Uma empresa que, por exemplo, toma medidas de segurança (máscaras, álcool em gel, distanciamento...) e um único empregado ali contrai a Covid-19 provavelmente não verá reconhecida a doença desse trabalhador como acidente do trabalho.

Por outro lado, a empresa onde as medidas de segurança são ignoradas e alguns empregados contraiam a Covid-19 provavelmente vai enfrentar reconhecimentos de nexo de causalidade da doença com o trabalho, e consequente indenizações/estabilidades correspondentes, caso preencha os requisitos.

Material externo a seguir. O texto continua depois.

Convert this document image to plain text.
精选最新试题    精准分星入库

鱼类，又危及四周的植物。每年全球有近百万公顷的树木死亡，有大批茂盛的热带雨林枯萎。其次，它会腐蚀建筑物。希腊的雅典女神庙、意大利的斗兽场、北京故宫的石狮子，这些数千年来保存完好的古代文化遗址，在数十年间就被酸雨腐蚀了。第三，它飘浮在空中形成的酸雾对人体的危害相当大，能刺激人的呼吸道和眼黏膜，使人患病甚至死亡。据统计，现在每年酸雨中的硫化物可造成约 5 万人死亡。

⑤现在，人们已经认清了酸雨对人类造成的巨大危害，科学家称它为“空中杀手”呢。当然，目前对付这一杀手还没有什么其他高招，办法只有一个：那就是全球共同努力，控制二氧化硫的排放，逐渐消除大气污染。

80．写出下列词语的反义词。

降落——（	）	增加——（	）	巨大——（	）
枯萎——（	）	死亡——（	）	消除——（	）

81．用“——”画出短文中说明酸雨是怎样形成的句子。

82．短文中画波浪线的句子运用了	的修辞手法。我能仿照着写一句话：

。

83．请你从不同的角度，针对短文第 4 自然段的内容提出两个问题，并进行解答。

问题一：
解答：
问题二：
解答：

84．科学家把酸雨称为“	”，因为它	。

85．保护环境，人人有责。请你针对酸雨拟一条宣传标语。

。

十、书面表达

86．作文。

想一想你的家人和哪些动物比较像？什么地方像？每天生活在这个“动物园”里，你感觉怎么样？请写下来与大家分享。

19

Em suma, não se pode dizer, de forma alguma, que o STF decidiu que a Covid-19 é doença do trabalho ou acidente de trabalho. É claro que a decisão afasta o peso do empregado em lutar contra uma presunção, facilitando seu caminho. Mas, de forma alguma, permite a presunção contrária, no sentido de que todos os trabalhadores que forem acometidos pela Covid-19 terão direito à emissão da CAT, para direitos futuros, não.

É tempo de cautela do empregador e de proteção aos trabalhadores em todos os momentos, se não por conscientização, no mínimo por "medo" da responsabilização econômica que pode vir.

Conclusão  

Não se pode dizer, de forma alguma, que o STF tenha decidido que a Covid-19 seja doença do trabalho ou acidente de trabalho. Passou o tema a ser uma questão de ônus da prova e caberia ao empregado lutar contra a presunção.

Assim, comprovada a não observância das regras de segurança, por conduta negligente da empresa, colocando em risco a integridade física dos seus empregados, há nexo causal apto a imputar a responsabilidade empresa pela ocorrência da doença ocupacional. Contudo, se na particularidade do caso, por exemplo, ficar evidenciada a culpa exclusiva da vítima por ter contraído Covid-19, naturalmente rompe-se o nexo de causalidade, afastando o coronavírus como doença equiparada a acidente do trabalho.

Jardim Pietroski Advocacia

Fonte: Contrasp, com informações Dra. Karen Jardim, advogada da Contrasp.